You may think you know a lot about air travel, but let’s put that claim to the test. If you want to impress your aviation pals at your next get-together, take note of these nine interesting and little-known facts about aircraft:
Commercial airline pilots and copilots never eat the same meal. Why? In the event that one of them gets food poisoning, the other will still be well enough to fly the plane. It makes you look at the airport food a little differently, doesn’t it?
You lose about two cups of water from your body for every hour you spend flying. Most of the moisture is lost through breathing, and dehydration is a common complaint among passengers on long flights.
Flight attendants have significant levels of first-aid training. They really are safety personnel and will likely be the first to assist you in an in-flight medical emergency.
Statistically, flying is still the safest form of transportation after the elevator and escalator. In the rare event of a plane crash, you have a 96% chance of surviving.
The word “stewardess” is the longest word in the English language that is typed exclusively using the left hand on a keyboard. (Go ahead and try it!)
A commercial aircraft door will not open in flight — it can’t because it is actually bigger than the door frame itself and it’s designed to open inward, toward the cabin. To open the door while the plane is flying would require the equivalent strength needed to lift a 2,200-pound weight.
Only 5% of the entire world’s population has ever traveled by aircraft; however, more than 80% of people claim to be afraid of flying.

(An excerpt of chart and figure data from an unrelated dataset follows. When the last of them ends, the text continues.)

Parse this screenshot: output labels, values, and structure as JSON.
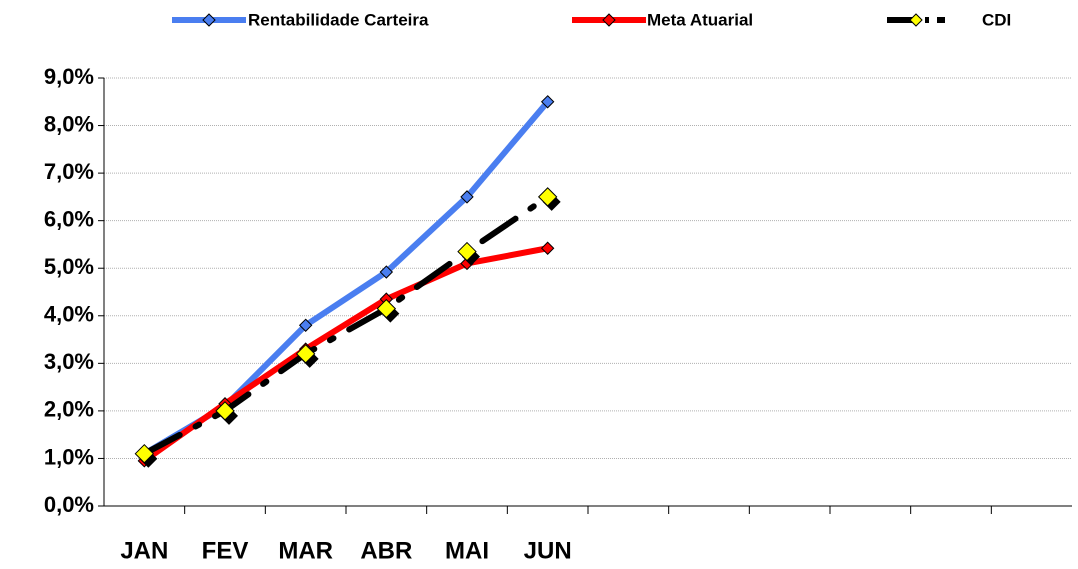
{
  "chart_data": {
    "type": "line",
    "categories": [
      "JAN",
      "FEV",
      "MAR",
      "ABR",
      "MAI",
      "JUN",
      null,
      null,
      null,
      null,
      null,
      null
    ],
    "series": [
      {
        "name": "Rentabilidade Carteira",
        "color": "#4a7ef0",
        "marker": "#4a7ef0",
        "values": [
          1.1,
          2.1,
          3.8,
          4.92,
          6.5,
          8.5,
          null,
          null,
          null,
          null,
          null,
          null
        ]
      },
      {
        "name": "Meta Atuarial",
        "color": "#ff0000",
        "marker": "#ff0000",
        "values": [
          0.95,
          2.15,
          3.3,
          4.35,
          5.1,
          5.42,
          null,
          null,
          null,
          null,
          null,
          null
        ]
      },
      {
        "name": "CDI",
        "color": "#000000",
        "marker": "#ffff00",
        "dashed": true,
        "values": [
          1.1,
          2.0,
          3.2,
          4.15,
          5.35,
          6.5,
          null,
          null,
          null,
          null,
          null,
          null
        ]
      }
    ],
    "ylim": [
      0,
      9
    ],
    "yticks": [
      {
        "value": 0,
        "label": "0,0%"
      },
      {
        "value": 1,
        "label": "1,0%"
      },
      {
        "value": 2,
        "label": "2,0%"
      },
      {
        "value": 3,
        "label": "3,0%"
      },
      {
        "value": 4,
        "label": "4,0%"
      },
      {
        "value": 5,
        "label": "5,0%"
      },
      {
        "value": 6,
        "label": "6,0%"
      },
      {
        "value": 7,
        "label": "7,0%"
      },
      {
        "value": 8,
        "label": "8,0%"
      },
      {
        "value": 9,
        "label": "9,0%"
      }
    ],
    "grid": true,
    "legend": "top"
  }
}
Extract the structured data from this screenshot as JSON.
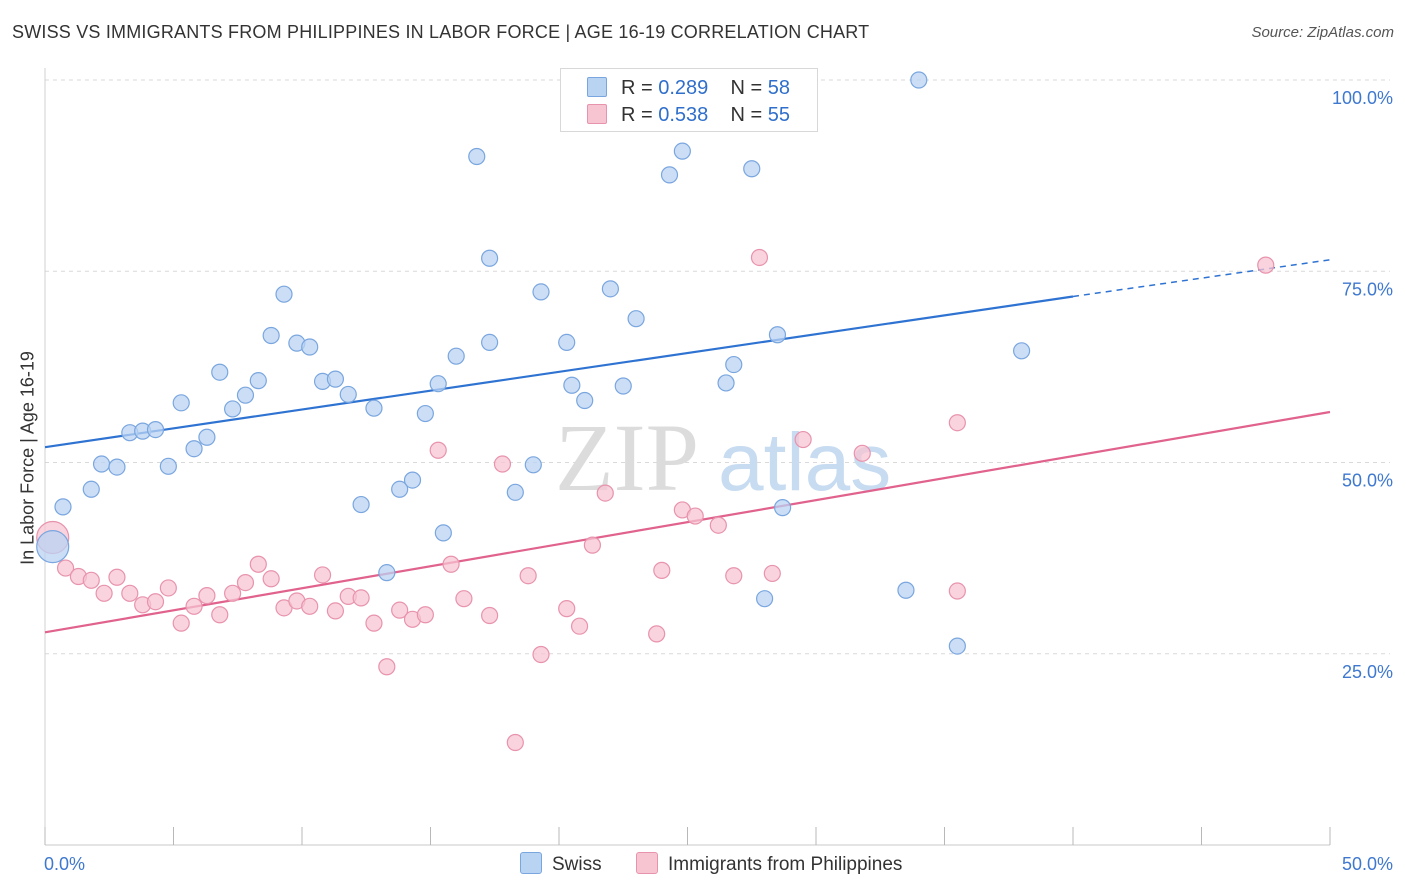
{
  "header": {
    "title": "SWISS VS IMMIGRANTS FROM PHILIPPINES IN LABOR FORCE | AGE 16-19 CORRELATION CHART",
    "source": "Source: ZipAtlas.com"
  },
  "legend": {
    "swiss": {
      "r_label": "R =",
      "r_value": "0.289",
      "n_label": "N =",
      "n_value": "58"
    },
    "philippines": {
      "r_label": "R =",
      "r_value": "0.538",
      "n_label": "N =",
      "n_value": "55"
    }
  },
  "bottom_legend": {
    "swiss": "Swiss",
    "philippines": "Immigrants from Philippines"
  },
  "watermark": {
    "zip": "ZIP",
    "atlas": "atlas"
  },
  "colors": {
    "swiss_fill": "#b9d3f3",
    "swiss_stroke": "#7aa6df",
    "swiss_line": "#2f73d2",
    "phil_fill": "#f7c4d2",
    "phil_stroke": "#e893ad",
    "phil_line": "#e0628d",
    "tick_label": "#3e78cf",
    "grid": "#d9d9d9"
  },
  "chart_data": {
    "type": "scatter",
    "title": "SWISS VS IMMIGRANTS FROM PHILIPPINES IN LABOR FORCE | AGE 16-19 CORRELATION CHART",
    "xlabel": "",
    "ylabel": "In Labor Force | Age 16-19",
    "xlim": [
      0,
      50
    ],
    "ylim": [
      0,
      100
    ],
    "x_tick_labels": [
      "0.0%",
      "50.0%"
    ],
    "y_ticks": [
      25,
      50,
      75,
      100
    ],
    "y_tick_labels": [
      "25.0%",
      "50.0%",
      "75.0%",
      "100.0%"
    ],
    "grid": true,
    "series": [
      {
        "name": "Swiss",
        "points": [
          [
            0.3,
            39.0
          ],
          [
            0.7,
            44.2
          ],
          [
            1.8,
            46.5
          ],
          [
            2.2,
            49.8
          ],
          [
            2.8,
            49.4
          ],
          [
            3.3,
            53.9
          ],
          [
            3.8,
            54.1
          ],
          [
            4.3,
            54.3
          ],
          [
            4.8,
            49.5
          ],
          [
            5.3,
            57.8
          ],
          [
            5.8,
            51.8
          ],
          [
            6.3,
            53.3
          ],
          [
            6.8,
            61.8
          ],
          [
            7.3,
            57.0
          ],
          [
            7.8,
            58.8
          ],
          [
            8.3,
            60.7
          ],
          [
            8.8,
            66.6
          ],
          [
            9.3,
            72.0
          ],
          [
            9.8,
            65.6
          ],
          [
            10.3,
            65.1
          ],
          [
            10.8,
            60.6
          ],
          [
            11.3,
            60.9
          ],
          [
            11.8,
            58.9
          ],
          [
            12.3,
            44.5
          ],
          [
            12.8,
            57.1
          ],
          [
            13.3,
            35.6
          ],
          [
            13.8,
            46.5
          ],
          [
            14.3,
            47.7
          ],
          [
            14.8,
            56.4
          ],
          [
            15.3,
            60.3
          ],
          [
            15.5,
            40.8
          ],
          [
            16.0,
            63.9
          ],
          [
            16.8,
            90.0
          ],
          [
            17.3,
            65.7
          ],
          [
            17.3,
            76.7
          ],
          [
            18.3,
            46.1
          ],
          [
            19.0,
            49.7
          ],
          [
            19.3,
            72.3
          ],
          [
            20.3,
            65.7
          ],
          [
            20.5,
            60.1
          ],
          [
            21.0,
            58.1
          ],
          [
            22.0,
            72.7
          ],
          [
            22.5,
            60.0
          ],
          [
            23.0,
            68.8
          ],
          [
            24.3,
            87.6
          ],
          [
            24.8,
            90.7
          ],
          [
            26.5,
            60.4
          ],
          [
            26.8,
            62.8
          ],
          [
            27.5,
            88.4
          ],
          [
            28.0,
            32.2
          ],
          [
            28.5,
            66.7
          ],
          [
            28.7,
            44.1
          ],
          [
            33.5,
            33.3
          ],
          [
            34.0,
            100.0
          ],
          [
            35.5,
            26.0
          ],
          [
            38.0,
            64.6
          ],
          [
            26.8,
            100.0
          ],
          [
            27.0,
            100.0
          ]
        ],
        "trend": {
          "x": [
            0,
            40
          ],
          "y": [
            52.0,
            71.7
          ],
          "dashed_extension_to": [
            50,
            76.5
          ]
        }
      },
      {
        "name": "Immigrants from Philippines",
        "points": [
          [
            0.3,
            40.2
          ],
          [
            0.8,
            36.2
          ],
          [
            1.3,
            35.1
          ],
          [
            1.8,
            34.6
          ],
          [
            2.3,
            32.9
          ],
          [
            2.8,
            35.0
          ],
          [
            3.3,
            32.9
          ],
          [
            3.8,
            31.4
          ],
          [
            4.3,
            31.8
          ],
          [
            4.8,
            33.6
          ],
          [
            5.3,
            29.0
          ],
          [
            5.8,
            31.2
          ],
          [
            6.3,
            32.6
          ],
          [
            6.8,
            30.1
          ],
          [
            7.3,
            32.9
          ],
          [
            7.8,
            34.3
          ],
          [
            8.3,
            36.7
          ],
          [
            8.8,
            34.8
          ],
          [
            9.3,
            31.0
          ],
          [
            9.8,
            31.9
          ],
          [
            10.3,
            31.2
          ],
          [
            10.8,
            35.3
          ],
          [
            11.3,
            30.6
          ],
          [
            11.8,
            32.5
          ],
          [
            12.3,
            32.3
          ],
          [
            12.8,
            29.0
          ],
          [
            13.3,
            23.3
          ],
          [
            13.8,
            30.7
          ],
          [
            14.3,
            29.5
          ],
          [
            14.8,
            30.1
          ],
          [
            15.3,
            51.6
          ],
          [
            15.8,
            36.7
          ],
          [
            16.3,
            32.2
          ],
          [
            17.3,
            30.0
          ],
          [
            17.8,
            49.8
          ],
          [
            18.3,
            13.4
          ],
          [
            18.8,
            35.2
          ],
          [
            19.3,
            24.9
          ],
          [
            20.3,
            30.9
          ],
          [
            20.8,
            28.6
          ],
          [
            21.3,
            39.2
          ],
          [
            21.8,
            46.0
          ],
          [
            23.8,
            27.6
          ],
          [
            24.0,
            35.9
          ],
          [
            24.8,
            43.8
          ],
          [
            25.3,
            43.0
          ],
          [
            26.2,
            41.8
          ],
          [
            26.8,
            35.2
          ],
          [
            27.8,
            76.8
          ],
          [
            28.3,
            35.5
          ],
          [
            29.5,
            53.0
          ],
          [
            31.8,
            51.2
          ],
          [
            35.5,
            55.2
          ],
          [
            35.5,
            33.2
          ],
          [
            47.5,
            75.8
          ]
        ],
        "trend": {
          "x": [
            0,
            50
          ],
          "y": [
            27.8,
            56.6
          ]
        }
      }
    ]
  }
}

Ever wondered why so many people prefer V8 juice as an in-flight beverage? The ability to taste salty flavors is hindered by cabin pressure. So the juice, which is very high in sodium content, actually tastes sweeter in the air than it does on the ground.
Most aircraft that fly internationally display their home country’s flag painted on or near the tail and facing forward on the left side of the plane, backward on the right side. This is because it imitates how a flag would look if it were hoisted on a pole above the plane during flight.